Comunidade Intermunicipal apresenta projeto AVE GLOBAL e a nova marca territorial AVE.FAZ até 2028, focando-se na industrialização, inovação e capacitação jovem.
A Comunidade Intermunicipal (CIM) do Ave apresentou, no Teatro Cinema de Fafe, o projeto AVE GLOBAL, uma iniciativa estratégica dotada de um orçamento superior a 880 mil euros e financiada pelo programa NORTE 2030. Com execução prevista até maio de 2028, o plano visa potenciar a atratividade económica local, impulsionar o empreendedorismo e projetar internacionalmente as indústrias especializadas da sub-região. A sessão pública, que registou uma expressiva afluência e uma forte presença de jovens, serviu também de palco para o lançamento da nova marca territorial unificada: “AVE.FAZ – território global”.
Aprovado no âmbito do Programa das Ações Coletivas de Qualificação de Base Local NUTS III, o projeto conta com o aval e apoio financeiro da CCDR-NORTE. Na cerimónia de abertura, Antero Barbosa, presidente da Câmara Municipal de Fafe e vice-presidente da CIM do Ave, reiterou o papel crucial da cooperação intermunicipal na superação dos atuais desafios económicos, defendendo que nenhum município detém capacidade para atuar isoladamente com o mesmo impacto. Maria José Fernandes, vice-presidente da CCDR-NORTE, corroborou esta visão ao classificar o AVE GLOBAL como um “compromisso coletivo” alicerçado no histórico de resiliência e inovação demonstrado pelo tecido empresarial e pelas gentes locais.
A estratégia desenhada foca-se na diplomacia económica, na promoção territorial, na formação avançada de recursos humanos e na criação de ecossistemas favoráveis a novos modelos de negócio. O plano estrutural incidirá em três pilares setoriais de especialização: industrialização e sistemas avançados de fabrico; criatividade, moda e habitats; e, por fim, sistemas agroambientais e alimentação.
A sub-região do Ave agrega atualmente mais de 422 mil residentes, 48 mil empresas e uma força de trabalho ativa de cerca de 180 mil profissionais. Em 2023, o volume de negócios gerado na região ascendeu aos 17,3 mil milhões de euros, com as exportações de bens a fixarem-se nos 4,85 mil milhões de euros. Estes dados consolidam a importância do Ave no panorama macroeconómico português, sendo a sub-região responsável por 17,9% das exportações da Região Norte e por 6,3% do total nacional.
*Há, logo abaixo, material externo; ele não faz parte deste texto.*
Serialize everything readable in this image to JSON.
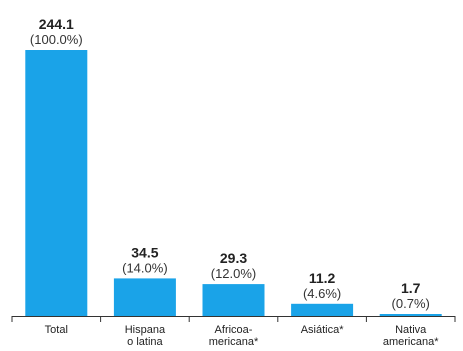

O setor da indústria transformadora mantém-se como o motor principal da economia do Ave, concentrando 43,1% do emprego empresarial e gerando 48,3% da faturação total. Representantes da AICEP, da PortugalFoods e do Cluster Têxtil sublinharam, durante o evento, que a robustez das cadeias de valor integradas e o saber-fazer acumulado reduzem os riscos operacionais, funcionando como um elemento altamente atrativo para o investimento estrangeiro.
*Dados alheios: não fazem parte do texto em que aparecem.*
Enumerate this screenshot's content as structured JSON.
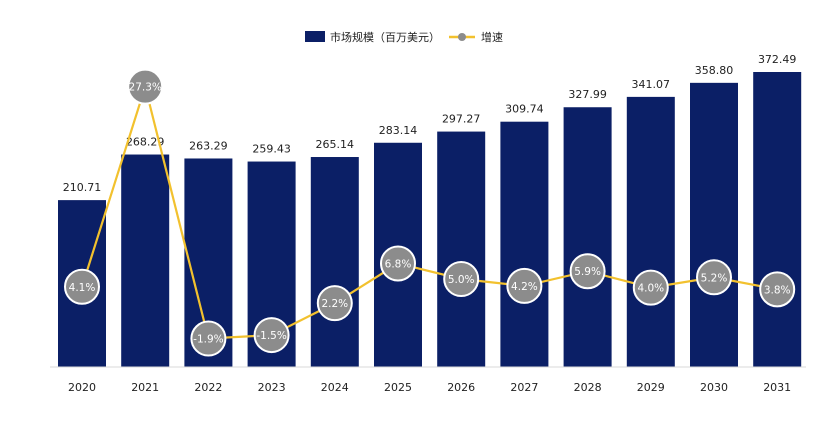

A retenção de capital humano qualificado foi identificada pelos especialistas presentes na mesa-redonda como o desafio mais urgente para a competitividade futura da região. Para assegurar a fixação de jovens quadros, os oradores frisaram que o crescimento tecnológico deve ser acompanhado pela valorização salarial e por uma infraestrutura social sólida, que garanta habitação acessível, mobilidade, dinamismo cultural e qualidade ambiental.
Com o propósito de agregar a identidade económica dos oito municípios parceiros e projetar externamente esta capacidade produtiva, foi desenhada e apresentada a marca AVE.FAZ. O logótipo adota uma forma circular que espelha a união territorial e a abertura ao mercado externo, integrando oito elementos entrelaçados. De acordo com os criadores da identidade visual, a marca não altera a essência do Ave, mas atualiza-a e posiciona-a à escala global, partindo do princípio basilar do “saber-fazer“.
No encerramento dos trabalhos, Guilherme Emílio, primeiro-secretário intermunicipal da CIM do Ave, salientou que o projeto representa uma profunda transformação de posicionamento estratégico e apelou ao envolvimento coletivo de autarquias, empresas e cidadãos. “O Ave sabe, o Ave inova, o Ave cria. O Ave não espera. O Ave faz“, concluiu, assinalando o início de um novo ciclo de cooperação económica regional.